Naii and Shariah of Black Girl Tea provide such relatable insight to their own experiences with their parents. Their conversation about their own parents demonstrates the complexities of parental relationships. Both women acknowledge that their mothers have toxic traits. However, they also acknowledge the fact that their mothers have gone through life altering incidents that have contributed to those traits. This is a refreshing reminder that our parents are human. It is never fair to have to grow up in toxicity, but it is imperative to recognize the fact that becoming toxic can be the result of trauma that a person has experienced in their past.
5. The Shift Show: “Toxic Parents: Dealing with the Fallout”
If you are a nerd like me, you will love how The Shift Show hosts break down child development. They explore the significance of the relationship between parents and children at a scientific level. Our parents provide the soundtracks of how we view ourselves. Because, from infancy, we understand that these people are meant to love and protect us, we believe what they tell us.
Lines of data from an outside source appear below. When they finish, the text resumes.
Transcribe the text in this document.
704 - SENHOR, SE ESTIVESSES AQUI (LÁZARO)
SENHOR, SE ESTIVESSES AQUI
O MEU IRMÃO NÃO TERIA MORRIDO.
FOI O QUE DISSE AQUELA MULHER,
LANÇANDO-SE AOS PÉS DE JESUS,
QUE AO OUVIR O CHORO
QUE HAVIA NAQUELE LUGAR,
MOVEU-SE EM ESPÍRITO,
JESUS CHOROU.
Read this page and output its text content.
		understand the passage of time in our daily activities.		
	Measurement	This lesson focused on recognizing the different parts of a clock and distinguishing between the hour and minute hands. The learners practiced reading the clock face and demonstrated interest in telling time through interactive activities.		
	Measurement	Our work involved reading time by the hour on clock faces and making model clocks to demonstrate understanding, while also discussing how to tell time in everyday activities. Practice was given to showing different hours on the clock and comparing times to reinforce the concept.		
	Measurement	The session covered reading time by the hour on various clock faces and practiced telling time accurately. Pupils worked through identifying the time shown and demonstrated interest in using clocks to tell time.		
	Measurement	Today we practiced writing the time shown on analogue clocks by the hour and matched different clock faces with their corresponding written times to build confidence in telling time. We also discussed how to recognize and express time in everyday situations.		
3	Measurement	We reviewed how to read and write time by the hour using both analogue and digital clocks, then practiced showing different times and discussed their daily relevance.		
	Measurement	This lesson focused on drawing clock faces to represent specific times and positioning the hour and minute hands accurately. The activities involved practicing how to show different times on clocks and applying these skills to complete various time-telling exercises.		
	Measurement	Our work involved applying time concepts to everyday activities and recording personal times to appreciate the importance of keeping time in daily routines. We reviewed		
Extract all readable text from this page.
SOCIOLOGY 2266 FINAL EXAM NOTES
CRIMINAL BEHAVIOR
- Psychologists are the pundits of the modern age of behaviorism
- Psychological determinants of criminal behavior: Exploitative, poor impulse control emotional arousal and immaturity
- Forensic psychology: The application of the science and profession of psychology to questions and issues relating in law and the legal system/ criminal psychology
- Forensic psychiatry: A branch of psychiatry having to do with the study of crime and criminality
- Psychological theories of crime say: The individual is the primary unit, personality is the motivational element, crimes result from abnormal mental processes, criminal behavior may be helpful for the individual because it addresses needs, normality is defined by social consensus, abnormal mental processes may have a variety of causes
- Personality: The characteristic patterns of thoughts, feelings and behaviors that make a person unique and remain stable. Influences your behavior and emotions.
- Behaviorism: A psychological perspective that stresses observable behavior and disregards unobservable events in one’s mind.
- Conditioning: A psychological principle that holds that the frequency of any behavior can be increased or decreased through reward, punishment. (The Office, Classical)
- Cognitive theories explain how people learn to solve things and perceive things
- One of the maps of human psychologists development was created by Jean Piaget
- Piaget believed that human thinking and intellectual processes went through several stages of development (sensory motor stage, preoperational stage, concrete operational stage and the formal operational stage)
As you probably know, having toxic parents who may point out our flaws frequently can set us up for low self-esteem and poor self-image as we grow into adulthood. The hosts discuss the varying types of parental toxicity that can contribute to issues we may have long after the raising is through.
Your Toxic Parent Doesn’t Have to Define You
If you have an addicted, abusive, or otherwise toxic parent, these podcasts should help you to understand that you are not alone. The information provided in each of these episodes demonstrates that you can heal. The words of experts and non-experts alike will tell you that working on yourself is so important. Though the circumstances of your upbringing may have been traumatizing, the simple acknowledgment that your parents were toxic has the power to help you recover. If you are a parent yourself, or plan to become one, it is a great idea to educate yourself about toxic parenting so you can learn what not to do.
Did you grow up with toxic parents? If so, tell us one thing you’re doing in your adult life to avoid repeating their mistakes.
Megan says
All of these sound like amazing podcasts. Adding them to me “To Listen” list now! Thanks!
Michelle says
Thanks so much! I hope you enjoy!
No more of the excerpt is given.